Published: October 30, 2017

Updated: July 24, 2018

Author: Luke Jones



On Jan.1, 2018, the government will introduce new legislation that puts more restrictions on borrowers looking for a mortgage without insurance. One realtor in Ottawa says these new rules have sent concerns through the broker, real estate, and consumer sectors.

The Office of the Superintendent of Financial Institutions (OSFI) said last month the new mortgage guidelines will require uninsured borrowers to take a “stress test”.

Under current rules, buyers putting down more than 20 per cent on the value when taking a mortgage do not have to pay for mortgage insured. These customers are called uninsured borrowers. Since last year, those putting down less the 20 per cent have had to take a stress test. The government will expand this to include those who pay more than 20 per cent of the value of a home.

The stress test aims to reassure lenders that the borrower will be able to pay back their mortgage loan if interest rates increase. Under the new rules, customers would need to prove they can afford to keep up with payments at either the five-year average rate posted by the Bank of Canada, or two percentage points higher than whatever deal they were able to negotiate.
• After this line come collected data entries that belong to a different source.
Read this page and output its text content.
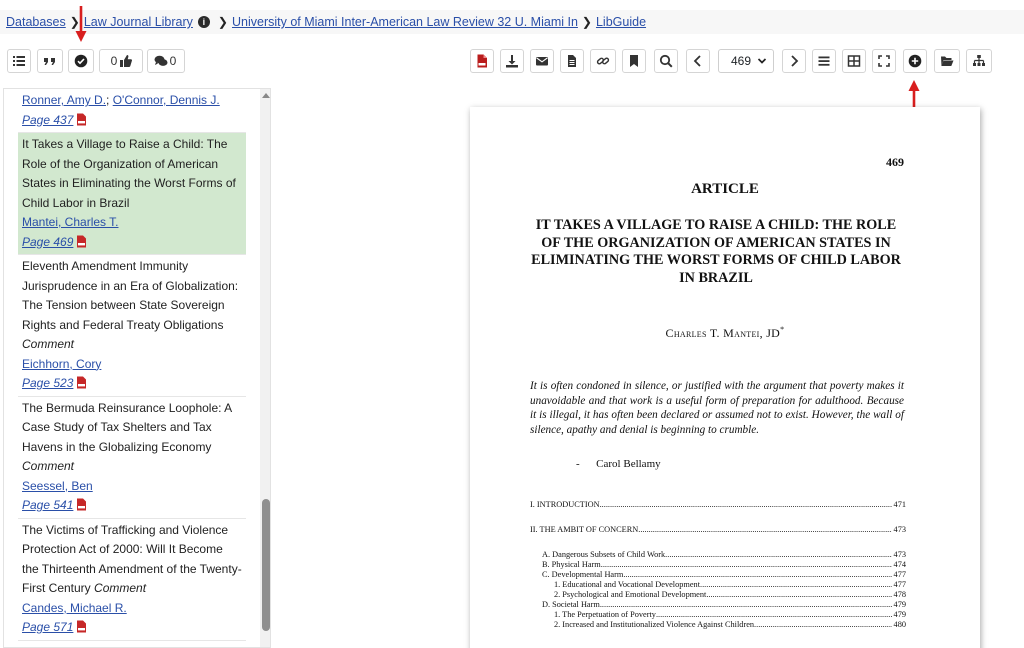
Databases ❯ Law Journal Library	i	❯ University of Miami Inter-American Law Review 32 U. Miami In ❯ LibGuide
0	0	469
Ronner, Amy D.; O'Connor, Dennis J.
Page 437
It Takes a Village to Raise a Child: The Role of the Organization of American States in Eliminating the Worst Forms of Child Labor in Brazil
Mantei, Charles T.
Page 469
Eleventh Amendment Immunity Jurisprudence in an Era of Globalization: The Tension between State Sovereign Rights and Federal Treaty Obligations
Comment
Eichhorn, Cory
Page 523
The Bermuda Reinsurance Loophole: A Case Study of Tax Shelters and Tax Havens in the Globalizing Economy
Comment
Seessel, Ben
Page 541
The Victims of Trafficking and Violence Protection Act of 2000: Will It Become the Thirteenth Amendment of the Twenty-First Century Comment
Candes, Michael R.
Page 571
469
ARTICLE
IT TAKES A VILLAGE TO RAISE A CHILD: THE ROLE OF THE ORGANIZATION OF AMERICAN STATES IN ELIMINATING THE WORST FORMS OF CHILD LABOR IN BRAZIL
Charles T. Mantei, JD*
It is often condoned in silence, or justified with the argument that poverty makes it unavoidable and that work is a useful form of preparation for adulthood. Because it is illegal, it has often been declared or assumed not to exist. However, the wall of silence, apathy and denial is beginning to crumble.
-      Carol Bellamy
I. INTRODUCTION .....	471
II. THE AMBIT OF CONCERN .....	473
A. Dangerous Subsets of Child Work .....	473
B. Physical Harm .....	474
C. Developmental Harm .....	477
1. Educational and Vocational Development .....	477
2. Psychological and Emotional Development .....	478
D. Societal Harm .....	479
1. The Perpetuation of Poverty .....	479
2. Increased and Institutionalized Violence Against Children .....	480
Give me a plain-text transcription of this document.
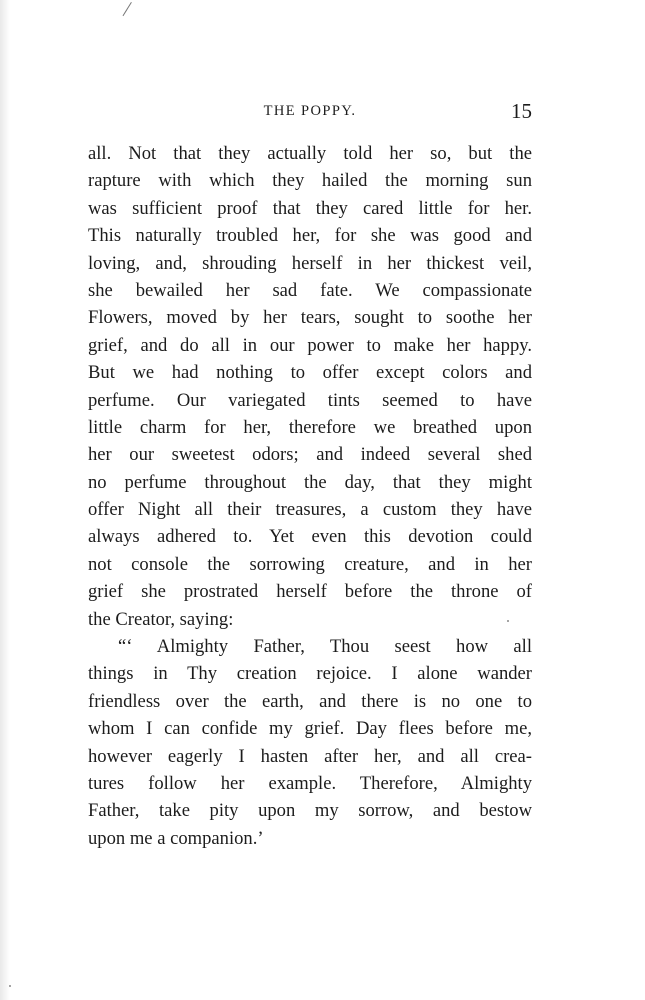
THE POPPY.	15
all. Not that they actually told her so, but the
rapture with which they hailed the morning sun
was sufficient proof that they cared little for her.
This naturally troubled her, for she was good and
loving, and, shrouding herself in her thickest veil,
she bewailed her sad fate. We compassionate
Flowers, moved by her tears, sought to soothe her
grief, and do all in our power to make her happy.
But we had nothing to offer except colors and
perfume. Our variegated tints seemed to have
little charm for her, therefore we breathed upon
her our sweetest odors; and indeed several shed
no perfume throughout the day, that they might
offer Night all their treasures, a custom they have
always adhered to. Yet even this devotion could
not console the sorrowing creature, and in her
grief she prostrated herself before the throne of
the Creator, saying:
“‘ Almighty Father, Thou seest how all
things in Thy creation rejoice. I alone wander
friendless over the earth, and there is no one to
whom I can confide my grief. Day flees before me,
however eagerly I hasten after her, and all crea-
tures follow her example. Therefore, Almighty
Father, take pity upon my sorrow, and bestow
upon me a companion.’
This will be decided by which measurement is higher.

"[They're] trying to ensure that consumers recognize that rates may go up in the future … and also to address more unsecured debt that consumers tend to be carrying," said Dorothy Smith, an Ottawa mortgage broker, speaking to CBC.

First-time home buyers could be particularly affected, especially those who are using monetary gifts from family to buy a property. Smith suggest customers may think about rushing to buy a property before the rule changes are implemented:

"I would never suggest anyone rush out and buy a house just for the sake of a rate increase or a policy change," Smith said.

"But it definitely is something [where] those people should be calling their broker to see if there is going to be an impact on them personally, based on what they've qualified for."